Amount of tax credits: The bill caps the maximum value of the tax credits that can be approved by the EDA at $600,000.
What is driving the bill: New Jersey’s 9.3 percent unemployment rate, which is the fifth-highest in the country. While the state’s job picture has improved in recent months, it figures to be a top issue in this fall’s gubernatorial election and legislative races. The bill also provides additional bonuses aimed at helping to rebuild tourism destinations battered by Hurricane Sandy, a priority of both the Christie administration and the Legislature.
What’s happened so far: The bill appears to be on the fast track in the Democratic-controlled Legislature. Just introduced in January, it was unanimously cleared by the Assembly Commerce and Economic Committee last month and is already up for a vote by the Assembly Budget Committee tomorrow. An identical bill is sponsored by state Sen. Raymond Lesniak (D-Union), the powerful chairman of the Senate Economic Growth Committee.

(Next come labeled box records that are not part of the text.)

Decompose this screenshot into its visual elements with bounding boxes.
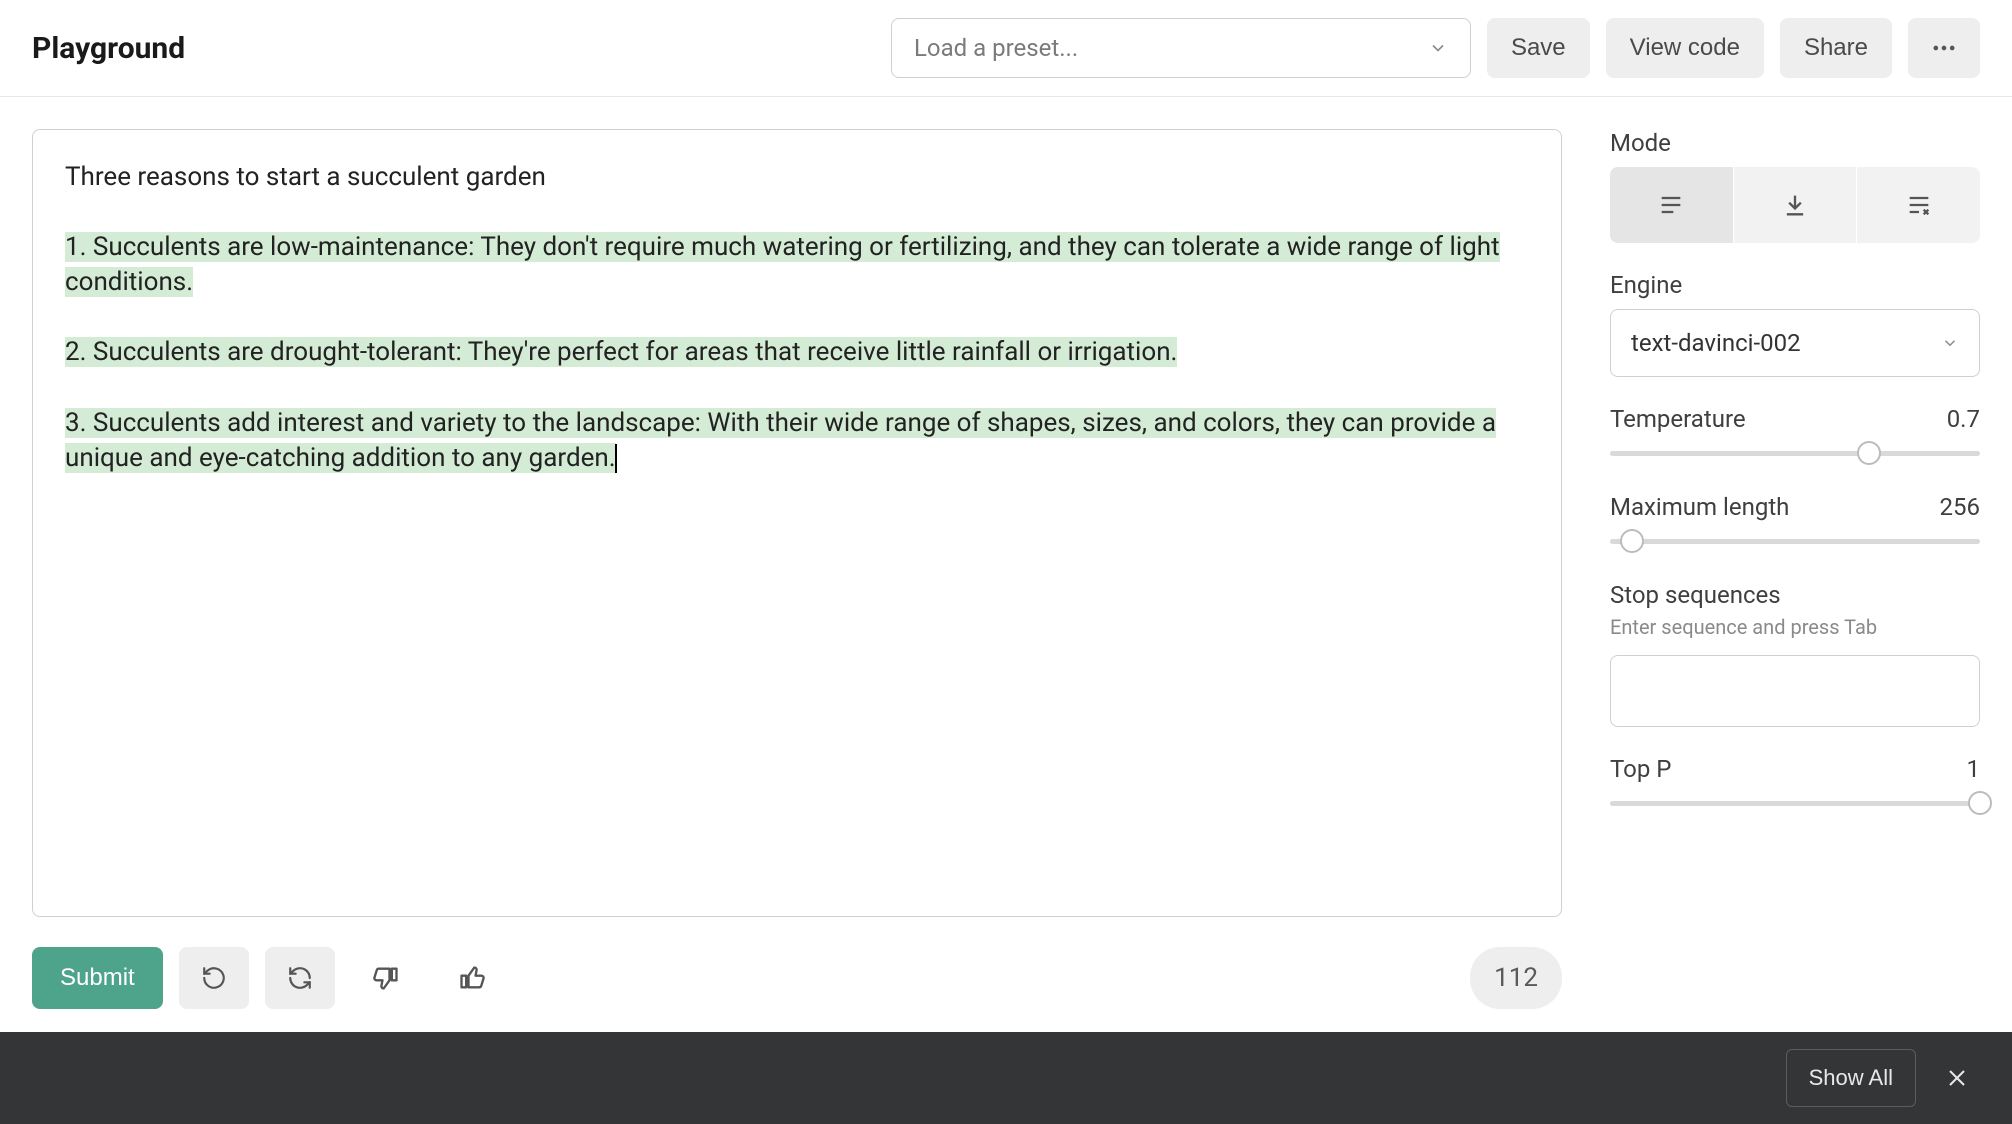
action-bar: Submit 112 (32, 947, 1562, 1009)
completion-line: 1. Succulents are low-maintenance: They … (65, 232, 1500, 297)
refresh-icon (287, 965, 313, 991)
maxlen-section: Maximum length 256 (1610, 493, 1980, 553)
completion-line: 2. Succulents are drought-tolerant: They… (65, 337, 1177, 367)
close-footer-button[interactable] (1928, 1049, 1986, 1107)
preset-placeholder: Load a preset... (914, 34, 1078, 62)
share-button[interactable]: Share (1780, 18, 1892, 78)
show-all-button[interactable]: Show All (1786, 1049, 1916, 1107)
sidebar: Mode Engine text-davinci-002 (1610, 129, 1980, 1009)
slider-thumb[interactable] (1968, 791, 1992, 815)
undo-icon (201, 965, 227, 991)
main: Three reasons to start a succulent garde… (0, 97, 2012, 1041)
engine-label: Engine (1610, 271, 1980, 299)
topp-slider[interactable] (1610, 791, 1980, 815)
maxlen-label: Maximum length (1610, 493, 1789, 521)
topp-label: Top P (1610, 755, 1671, 783)
thumbs-down-button[interactable] (351, 947, 421, 1009)
topp-section: Top P 1 (1610, 755, 1980, 815)
engine-section: Engine text-davinci-002 (1610, 271, 1980, 377)
mode-edit-button[interactable] (1856, 167, 1980, 243)
maxlen-slider[interactable] (1610, 529, 1980, 553)
editor-prompt: Three reasons to start a succulent garde… (65, 162, 546, 192)
temperature-label: Temperature (1610, 405, 1746, 433)
completion-line: 3. Succulents add interest and variety t… (65, 408, 1496, 473)
submit-button[interactable]: Submit (32, 947, 163, 1009)
mode-toggle (1610, 167, 1980, 243)
topp-value: 1 (1967, 755, 1981, 783)
preset-select[interactable]: Load a preset... (891, 18, 1471, 78)
engine-select[interactable]: text-davinci-002 (1610, 309, 1980, 377)
chevron-down-icon (1428, 38, 1448, 58)
text-lines-icon (1657, 191, 1685, 219)
close-icon (1945, 1066, 1969, 1090)
maxlen-value: 256 (1940, 493, 1980, 521)
regenerate-button[interactable] (265, 947, 335, 1009)
mode-complete-button[interactable] (1610, 167, 1733, 243)
editor[interactable]: Three reasons to start a succulent garde… (32, 129, 1562, 917)
insert-icon (1781, 191, 1809, 219)
stop-input[interactable] (1610, 655, 1980, 727)
stop-label: Stop sequences (1610, 581, 1980, 609)
mode-section: Mode (1610, 129, 1980, 243)
thumbs-up-icon (458, 964, 486, 992)
left-column: Three reasons to start a succulent garde… (32, 129, 1562, 1009)
more-button[interactable] (1908, 18, 1980, 78)
undo-button[interactable] (179, 947, 249, 1009)
view-code-button[interactable]: View code (1606, 18, 1764, 78)
thumbs-down-icon (372, 964, 400, 992)
page-title: Playground (32, 31, 185, 66)
temperature-section: Temperature 0.7 (1610, 405, 1980, 465)
mode-insert-button[interactable] (1733, 167, 1857, 243)
ellipsis-icon (1930, 34, 1958, 62)
temperature-value: 0.7 (1947, 405, 1980, 433)
chevron-down-icon (1941, 334, 1959, 352)
footer-bar: Show All (0, 1032, 2012, 1124)
engine-value: text-davinci-002 (1631, 329, 1801, 357)
mode-label: Mode (1610, 129, 1980, 157)
header: Playground Load a preset... Save View co… (0, 0, 2012, 97)
stop-hint: Enter sequence and press Tab (1610, 615, 1980, 639)
edit-lines-icon (1905, 191, 1933, 219)
save-button[interactable]: Save (1487, 18, 1590, 78)
stop-section: Stop sequences Enter sequence and press … (1610, 581, 1980, 727)
text-cursor (615, 444, 617, 473)
slider-thumb[interactable] (1620, 529, 1644, 553)
thumbs-up-button[interactable] (437, 947, 507, 1009)
temperature-slider[interactable] (1610, 441, 1980, 465)
token-count: 112 (1470, 947, 1562, 1009)
slider-thumb[interactable] (1857, 441, 1881, 465)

What’s not to like about the bill: It continues a trend of offering generous tax credits and other incentives to businesses to either remain in New Jersey or relocate here. A study released this week by the New Jersey Policy Perspective found that the state has awarded $2.1 billion in tax breaks to businesses since 2010, a practice that critics say has further weakened the state’s revenue base at a time when budget deficits loom large. The tax incentives have been supported by both the Legislature and Christie administration.

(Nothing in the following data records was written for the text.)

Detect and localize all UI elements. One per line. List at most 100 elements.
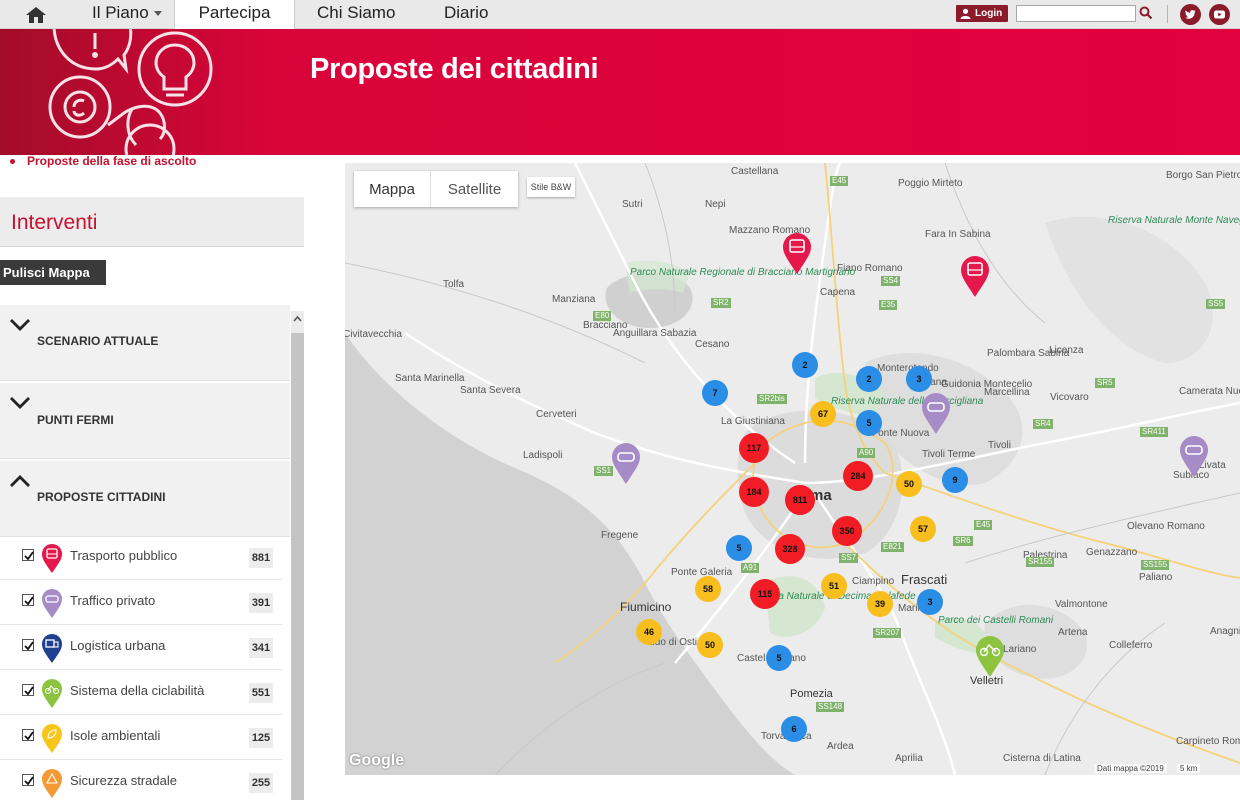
place-label: Ladispoli (523, 450, 563, 461)
car-pin-icon[interactable] (611, 443, 641, 485)
place-label: Capena (820, 287, 856, 298)
place-label: Genazzano (1086, 547, 1138, 558)
cluster-marker[interactable]: 9 (929, 454, 981, 506)
road-shield: SR4 (1033, 419, 1053, 429)
tab-diario[interactable]: Diario (444, 0, 504, 29)
cluster-marker[interactable]: 811 (772, 472, 828, 528)
cluster-marker[interactable]: 5 (713, 522, 765, 574)
category-count: 881 (249, 548, 273, 568)
place-label: Borgo San Pietro (1166, 170, 1240, 181)
cluster-marker[interactable]: 328 (762, 521, 818, 577)
tab-partecipa[interactable]: Partecipa (174, 0, 295, 30)
search-icon[interactable] (1139, 6, 1153, 25)
map-scale[interactable]: 5 km (1177, 764, 1201, 773)
road-shield: SR155 (1026, 557, 1055, 567)
map-attribution[interactable]: Dati mappa ©2019 (1094, 764, 1167, 773)
place-label: Sutri (622, 199, 643, 210)
chevron-down-icon (10, 319, 30, 331)
checkbox[interactable] (22, 729, 34, 741)
park-label: Parco Naturale Regionale di Bracciano Ma… (630, 267, 856, 278)
search-input[interactable] (1016, 5, 1136, 22)
place-label: Nepi (705, 199, 726, 210)
place-label: Fara In Sabina (925, 229, 991, 240)
category-traffico-privato[interactable]: Traffico privato 391 (0, 585, 282, 625)
map-type-satellite[interactable]: Satellite (431, 171, 518, 207)
warning-pin-icon (42, 769, 62, 798)
section-punti-fermi[interactable]: PUNTI FERMI (0, 383, 290, 459)
section-title: PUNTI FERMI (37, 413, 114, 427)
cluster-marker[interactable]: 3 (893, 353, 945, 405)
login-button[interactable]: Login (956, 5, 1008, 22)
road-shield: SR2 (711, 298, 731, 308)
cluster-marker[interactable]: 51 (808, 560, 860, 612)
category-isole-ambientali[interactable]: Isole ambientali 125 (0, 720, 282, 760)
road-shield: SS7 (839, 553, 859, 563)
cluster-marker[interactable]: 284 (830, 448, 886, 504)
sublink-proposte-ascolto[interactable]: Proposte della fase di ascolto (10, 154, 196, 168)
section-proposte-cittadini[interactable]: PROPOSTE CITTADINI (0, 461, 290, 537)
place-label: Valmontone (1055, 599, 1108, 610)
checkbox[interactable] (22, 774, 34, 786)
cluster-marker[interactable]: 50 (883, 458, 935, 510)
car-pin-icon[interactable] (921, 393, 951, 435)
bus-pin-icon[interactable] (782, 233, 812, 275)
road-shield: SR6 (953, 536, 973, 546)
category-logistica-urbana[interactable]: Logistica urbana 341 (0, 630, 282, 670)
cluster-marker[interactable]: 117 (726, 420, 782, 476)
checkbox[interactable] (22, 594, 34, 606)
road-shield: SR207 (873, 628, 902, 638)
category-label: Sistema della ciclabilità (70, 683, 205, 698)
cluster-marker[interactable]: 5 (753, 632, 805, 684)
map-type-mappa[interactable]: Mappa (354, 171, 431, 207)
category-label: Trasporto pubblico (70, 548, 178, 563)
category-trasporto-pubblico[interactable]: Trasporto pubblico 881 (0, 540, 282, 580)
section-scenario-attuale[interactable]: SCENARIO ATTUALE (0, 305, 290, 381)
map-view[interactable]: Castellana Poggio Mirteto Borgo San Piet… (345, 163, 1240, 775)
style-bw-button[interactable]: Stile B&W (527, 177, 575, 197)
cluster-marker[interactable]: 5 (843, 397, 895, 449)
chevron-down-icon (10, 397, 30, 409)
category-ciclabilita[interactable]: Sistema della ciclabilità 551 (0, 675, 282, 715)
cluster-marker[interactable]: 350 (819, 503, 875, 559)
tab-chi-siamo[interactable]: Chi Siamo (317, 0, 407, 29)
cluster-marker[interactable]: 50 (684, 619, 736, 671)
cluster-marker[interactable]: 46 (623, 606, 675, 658)
place-label: Poggio Mirteto (898, 178, 963, 189)
cluster-marker[interactable]: 3 (904, 576, 956, 628)
cluster-marker[interactable]: 57 (897, 503, 949, 555)
chevron-down-icon (153, 11, 162, 17)
cluster-marker[interactable]: 2 (779, 339, 831, 391)
cluster-marker[interactable]: 115 (737, 566, 793, 622)
category-label: Traffico privato (70, 593, 156, 608)
home-icon[interactable] (22, 4, 50, 26)
participation-illustration (48, 29, 213, 155)
cluster-marker[interactable]: 184 (726, 464, 782, 520)
cluster-marker[interactable]: 2 (843, 353, 895, 405)
car-pin-icon[interactable] (1179, 436, 1209, 478)
clear-map-button[interactable]: Pulisci Mappa (0, 260, 106, 285)
category-label: Logistica urbana (70, 638, 166, 653)
category-sicurezza-stradale[interactable]: Sicurezza stradale 255 (0, 765, 282, 800)
category-count: 341 (249, 638, 273, 658)
twitter-icon[interactable] (1180, 4, 1201, 25)
panel-title: Interventi (11, 211, 98, 234)
section-title: SCENARIO ATTUALE (37, 334, 159, 348)
cluster-marker[interactable]: 39 (854, 578, 906, 630)
cluster-marker[interactable]: 58 (682, 563, 734, 615)
checkbox[interactable] (22, 639, 34, 651)
bike-pin-icon[interactable] (975, 636, 1005, 678)
leaf-pin-icon (42, 724, 62, 753)
youtube-icon[interactable] (1209, 4, 1230, 25)
checkbox[interactable] (22, 549, 34, 561)
place-label: Anagni (1210, 626, 1240, 637)
tab-il-piano[interactable]: Il Piano (92, 0, 172, 29)
road-shield: A90 (857, 448, 876, 458)
road-shield: SR411 (1140, 427, 1168, 437)
cluster-marker[interactable]: 67 (797, 388, 849, 440)
section-title: PROPOSTE CITTADINI (37, 490, 166, 504)
bus-pin-icon[interactable] (960, 256, 990, 298)
cluster-marker[interactable]: 7 (689, 367, 741, 419)
checkbox[interactable] (22, 684, 34, 696)
cluster-marker[interactable]: 6 (768, 703, 820, 755)
park-label: Parco dei Castelli Romani (938, 615, 1054, 626)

Why clean-energy advocates don’t like the bill: The bill also taps into a clean- energy program fund, which is financed by surcharges on customers’ electric and gas bills. The measure will allow developers to be repaid money they pay into that fund, dubbed the societal-benefits charge, and other utility taxes. Lawmakers and administrations have repeatedly diverted funds from the clean-energy program to help balance the state budget. With another $151 million proposed allocation in next year’s budget by the Christie administration, the total amount of clean-energy funds diverted will rise above $800 million, if the legislation is approved.